The building is adorned with 135 marble spires and 2,245 marble statues. The oldest part is the apse. Its three colossal bays of curving and counter-curved tracery, especially the bay adorning the exterior of the stained-glass windows, should not be missed. At the end of the southern
transept down the right aisle lies the tomb of Gian Giacomo Medici. The tomb owes some of its design to Michelangelo but was executed by Leone Leoni (1509–90) and is generally considered to be his masterpiece; it dates from the 1560s. Directly ahead is the Duomo's most famous sculpture, the gruesome but anatomically instructive figure of San Bartolomeo (St. Bartholomew), who was flayed alive. As you enter the apse to admire those splendid windows, glance at the sacristy doors to the right and left of the altar. The lunette on the right dates from 1393 and was decorated by Hans von Fernach.

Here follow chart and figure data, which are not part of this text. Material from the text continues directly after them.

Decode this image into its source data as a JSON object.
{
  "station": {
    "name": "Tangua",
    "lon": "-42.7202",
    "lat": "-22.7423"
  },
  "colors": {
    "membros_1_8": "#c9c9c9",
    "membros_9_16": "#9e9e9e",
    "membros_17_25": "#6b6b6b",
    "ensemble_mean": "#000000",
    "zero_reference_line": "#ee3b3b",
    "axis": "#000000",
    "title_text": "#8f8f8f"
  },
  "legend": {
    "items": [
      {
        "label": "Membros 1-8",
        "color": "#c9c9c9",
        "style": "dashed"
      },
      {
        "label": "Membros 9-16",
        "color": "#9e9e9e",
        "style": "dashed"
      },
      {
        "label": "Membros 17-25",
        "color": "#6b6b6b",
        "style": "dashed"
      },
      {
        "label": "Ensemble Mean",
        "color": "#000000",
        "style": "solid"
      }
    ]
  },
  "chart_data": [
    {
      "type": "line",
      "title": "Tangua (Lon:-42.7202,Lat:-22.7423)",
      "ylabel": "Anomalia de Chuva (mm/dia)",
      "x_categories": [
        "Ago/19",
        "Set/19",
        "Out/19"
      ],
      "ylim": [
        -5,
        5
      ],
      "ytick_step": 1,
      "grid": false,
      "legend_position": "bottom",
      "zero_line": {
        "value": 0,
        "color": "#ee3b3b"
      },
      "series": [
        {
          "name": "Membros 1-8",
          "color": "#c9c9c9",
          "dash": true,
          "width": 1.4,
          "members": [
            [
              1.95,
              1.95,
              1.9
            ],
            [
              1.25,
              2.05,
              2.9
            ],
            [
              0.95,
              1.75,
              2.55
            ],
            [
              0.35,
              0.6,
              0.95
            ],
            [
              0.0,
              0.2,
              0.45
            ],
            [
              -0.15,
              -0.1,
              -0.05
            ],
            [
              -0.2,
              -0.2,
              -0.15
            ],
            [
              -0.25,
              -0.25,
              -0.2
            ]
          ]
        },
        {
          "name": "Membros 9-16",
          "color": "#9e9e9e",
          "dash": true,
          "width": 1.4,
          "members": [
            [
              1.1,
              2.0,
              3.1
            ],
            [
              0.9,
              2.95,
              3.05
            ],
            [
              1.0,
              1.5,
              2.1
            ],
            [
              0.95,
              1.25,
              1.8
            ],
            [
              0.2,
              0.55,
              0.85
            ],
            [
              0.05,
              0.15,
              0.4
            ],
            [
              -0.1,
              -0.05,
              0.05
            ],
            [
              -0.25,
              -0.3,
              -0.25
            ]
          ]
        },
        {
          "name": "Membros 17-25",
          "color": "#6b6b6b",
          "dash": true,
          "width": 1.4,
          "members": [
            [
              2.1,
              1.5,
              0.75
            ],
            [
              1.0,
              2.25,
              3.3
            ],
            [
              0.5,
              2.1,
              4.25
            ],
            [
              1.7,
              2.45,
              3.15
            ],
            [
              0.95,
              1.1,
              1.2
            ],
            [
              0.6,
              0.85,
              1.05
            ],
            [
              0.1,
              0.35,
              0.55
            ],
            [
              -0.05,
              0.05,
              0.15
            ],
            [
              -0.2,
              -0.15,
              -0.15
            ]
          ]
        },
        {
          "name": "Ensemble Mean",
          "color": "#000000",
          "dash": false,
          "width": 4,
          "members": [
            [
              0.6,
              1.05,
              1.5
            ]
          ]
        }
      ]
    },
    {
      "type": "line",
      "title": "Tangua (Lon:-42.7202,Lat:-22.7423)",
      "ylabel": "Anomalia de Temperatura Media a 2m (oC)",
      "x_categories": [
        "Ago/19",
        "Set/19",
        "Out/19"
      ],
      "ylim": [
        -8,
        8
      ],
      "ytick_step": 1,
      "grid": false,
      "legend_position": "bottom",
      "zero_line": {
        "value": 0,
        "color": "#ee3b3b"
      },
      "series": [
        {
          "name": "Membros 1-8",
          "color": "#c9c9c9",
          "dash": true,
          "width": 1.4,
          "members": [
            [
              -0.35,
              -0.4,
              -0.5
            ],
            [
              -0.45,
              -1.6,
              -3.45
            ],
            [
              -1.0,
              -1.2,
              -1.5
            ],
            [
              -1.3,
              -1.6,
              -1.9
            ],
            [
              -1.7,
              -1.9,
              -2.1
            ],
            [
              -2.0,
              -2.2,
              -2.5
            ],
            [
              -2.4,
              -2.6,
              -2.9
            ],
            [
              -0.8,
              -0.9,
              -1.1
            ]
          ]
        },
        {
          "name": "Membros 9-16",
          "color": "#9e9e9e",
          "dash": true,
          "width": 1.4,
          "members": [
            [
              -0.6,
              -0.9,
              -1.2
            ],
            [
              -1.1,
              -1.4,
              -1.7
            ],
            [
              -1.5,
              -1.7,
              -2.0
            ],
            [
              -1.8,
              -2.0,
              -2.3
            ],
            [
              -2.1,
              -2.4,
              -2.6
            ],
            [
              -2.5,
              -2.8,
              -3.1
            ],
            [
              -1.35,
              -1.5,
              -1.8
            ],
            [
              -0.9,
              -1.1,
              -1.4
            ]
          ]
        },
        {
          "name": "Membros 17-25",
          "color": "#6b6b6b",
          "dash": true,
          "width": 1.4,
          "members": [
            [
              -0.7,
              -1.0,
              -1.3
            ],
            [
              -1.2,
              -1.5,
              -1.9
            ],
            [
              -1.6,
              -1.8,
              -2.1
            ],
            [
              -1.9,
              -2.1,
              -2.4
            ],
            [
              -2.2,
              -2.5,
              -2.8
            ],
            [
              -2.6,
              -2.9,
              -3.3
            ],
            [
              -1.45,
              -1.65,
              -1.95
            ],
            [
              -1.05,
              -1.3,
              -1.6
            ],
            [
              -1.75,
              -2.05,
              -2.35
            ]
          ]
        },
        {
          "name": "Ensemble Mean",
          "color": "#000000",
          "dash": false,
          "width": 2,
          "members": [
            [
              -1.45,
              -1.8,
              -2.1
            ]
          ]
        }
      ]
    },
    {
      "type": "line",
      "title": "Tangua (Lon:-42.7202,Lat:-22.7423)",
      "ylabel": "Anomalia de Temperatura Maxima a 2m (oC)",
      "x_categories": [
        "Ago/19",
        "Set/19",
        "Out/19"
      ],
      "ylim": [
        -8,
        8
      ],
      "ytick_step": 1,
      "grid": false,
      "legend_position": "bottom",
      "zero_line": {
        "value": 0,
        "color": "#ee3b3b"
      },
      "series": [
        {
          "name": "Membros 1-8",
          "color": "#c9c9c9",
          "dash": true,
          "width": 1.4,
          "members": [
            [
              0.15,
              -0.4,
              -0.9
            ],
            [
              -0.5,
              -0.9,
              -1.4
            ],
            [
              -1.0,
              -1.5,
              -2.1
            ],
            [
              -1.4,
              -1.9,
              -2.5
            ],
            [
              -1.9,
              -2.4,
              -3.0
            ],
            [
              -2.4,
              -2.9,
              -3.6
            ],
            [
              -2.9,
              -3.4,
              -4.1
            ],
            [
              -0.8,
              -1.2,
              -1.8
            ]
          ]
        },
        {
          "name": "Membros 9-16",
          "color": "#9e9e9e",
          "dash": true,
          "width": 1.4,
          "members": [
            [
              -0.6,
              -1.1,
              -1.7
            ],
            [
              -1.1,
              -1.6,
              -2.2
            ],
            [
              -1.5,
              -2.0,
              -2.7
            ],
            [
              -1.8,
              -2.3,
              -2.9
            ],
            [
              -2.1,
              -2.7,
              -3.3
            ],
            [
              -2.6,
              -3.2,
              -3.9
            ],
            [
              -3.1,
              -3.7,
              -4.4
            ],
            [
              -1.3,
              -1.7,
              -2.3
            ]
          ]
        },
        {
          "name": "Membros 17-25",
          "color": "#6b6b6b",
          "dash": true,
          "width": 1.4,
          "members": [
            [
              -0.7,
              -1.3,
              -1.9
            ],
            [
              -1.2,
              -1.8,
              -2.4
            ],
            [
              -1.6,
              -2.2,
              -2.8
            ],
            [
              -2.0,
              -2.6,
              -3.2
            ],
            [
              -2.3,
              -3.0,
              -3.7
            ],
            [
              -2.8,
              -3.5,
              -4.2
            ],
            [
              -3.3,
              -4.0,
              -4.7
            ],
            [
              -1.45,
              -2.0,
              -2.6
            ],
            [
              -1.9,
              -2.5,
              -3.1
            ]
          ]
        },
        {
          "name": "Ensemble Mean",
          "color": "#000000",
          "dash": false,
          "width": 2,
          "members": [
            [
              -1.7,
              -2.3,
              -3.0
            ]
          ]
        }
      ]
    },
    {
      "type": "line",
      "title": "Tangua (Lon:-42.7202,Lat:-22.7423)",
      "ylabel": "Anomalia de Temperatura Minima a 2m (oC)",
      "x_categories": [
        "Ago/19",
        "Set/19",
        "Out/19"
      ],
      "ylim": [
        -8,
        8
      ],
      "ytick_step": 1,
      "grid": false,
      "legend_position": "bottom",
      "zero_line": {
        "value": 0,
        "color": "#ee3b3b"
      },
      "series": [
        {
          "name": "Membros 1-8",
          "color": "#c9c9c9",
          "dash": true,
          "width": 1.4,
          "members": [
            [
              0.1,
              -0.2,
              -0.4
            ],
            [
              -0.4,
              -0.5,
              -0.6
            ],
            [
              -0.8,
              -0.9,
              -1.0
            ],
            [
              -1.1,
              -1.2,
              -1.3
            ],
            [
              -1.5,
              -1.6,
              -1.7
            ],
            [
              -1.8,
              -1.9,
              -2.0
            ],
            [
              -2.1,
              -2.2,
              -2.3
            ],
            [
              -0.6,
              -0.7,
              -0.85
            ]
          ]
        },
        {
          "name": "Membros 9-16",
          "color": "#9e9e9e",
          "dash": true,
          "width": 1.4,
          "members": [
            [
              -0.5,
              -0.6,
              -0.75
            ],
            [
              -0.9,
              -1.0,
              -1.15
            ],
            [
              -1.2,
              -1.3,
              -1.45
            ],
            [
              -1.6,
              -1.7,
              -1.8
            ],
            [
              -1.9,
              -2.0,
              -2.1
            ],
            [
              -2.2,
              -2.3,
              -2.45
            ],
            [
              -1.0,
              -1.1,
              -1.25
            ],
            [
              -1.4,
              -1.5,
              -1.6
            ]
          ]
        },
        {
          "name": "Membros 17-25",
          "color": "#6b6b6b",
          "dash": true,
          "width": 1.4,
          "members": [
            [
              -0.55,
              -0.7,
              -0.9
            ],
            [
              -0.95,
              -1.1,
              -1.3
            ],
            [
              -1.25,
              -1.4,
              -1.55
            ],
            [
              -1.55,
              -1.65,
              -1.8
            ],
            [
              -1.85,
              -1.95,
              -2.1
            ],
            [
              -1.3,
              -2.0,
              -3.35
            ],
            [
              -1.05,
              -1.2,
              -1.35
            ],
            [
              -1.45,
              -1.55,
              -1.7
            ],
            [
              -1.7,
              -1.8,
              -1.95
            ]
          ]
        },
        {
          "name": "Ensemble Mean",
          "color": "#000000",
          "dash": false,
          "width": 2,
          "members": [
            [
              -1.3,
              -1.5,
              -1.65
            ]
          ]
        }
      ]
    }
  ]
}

The one on the left also dates from the 14th century and is ascribed jointly to Giacomo da Campione and Giovanni dei Grassi.
The roof is worth a look: walk out the left (north) transept to the stairs and elevator. As you stand among the forest of marble pinnacles, remember that virtually every inch of this gargantuan edifice, including the roof itself, is decorated with precious white marble dragged from quarries near Lake Maggiore by Duke Visconti's team along road laid fresh for the purpose and through the newly dredged canals. Exhibits at the Museo del Duomo shed light on the cathedral's history and include some of the treasures removed from the exterior for preservation purposes, while the early Christian Bapistry of St. John can be seen in the archaeological area underneath the cathedral.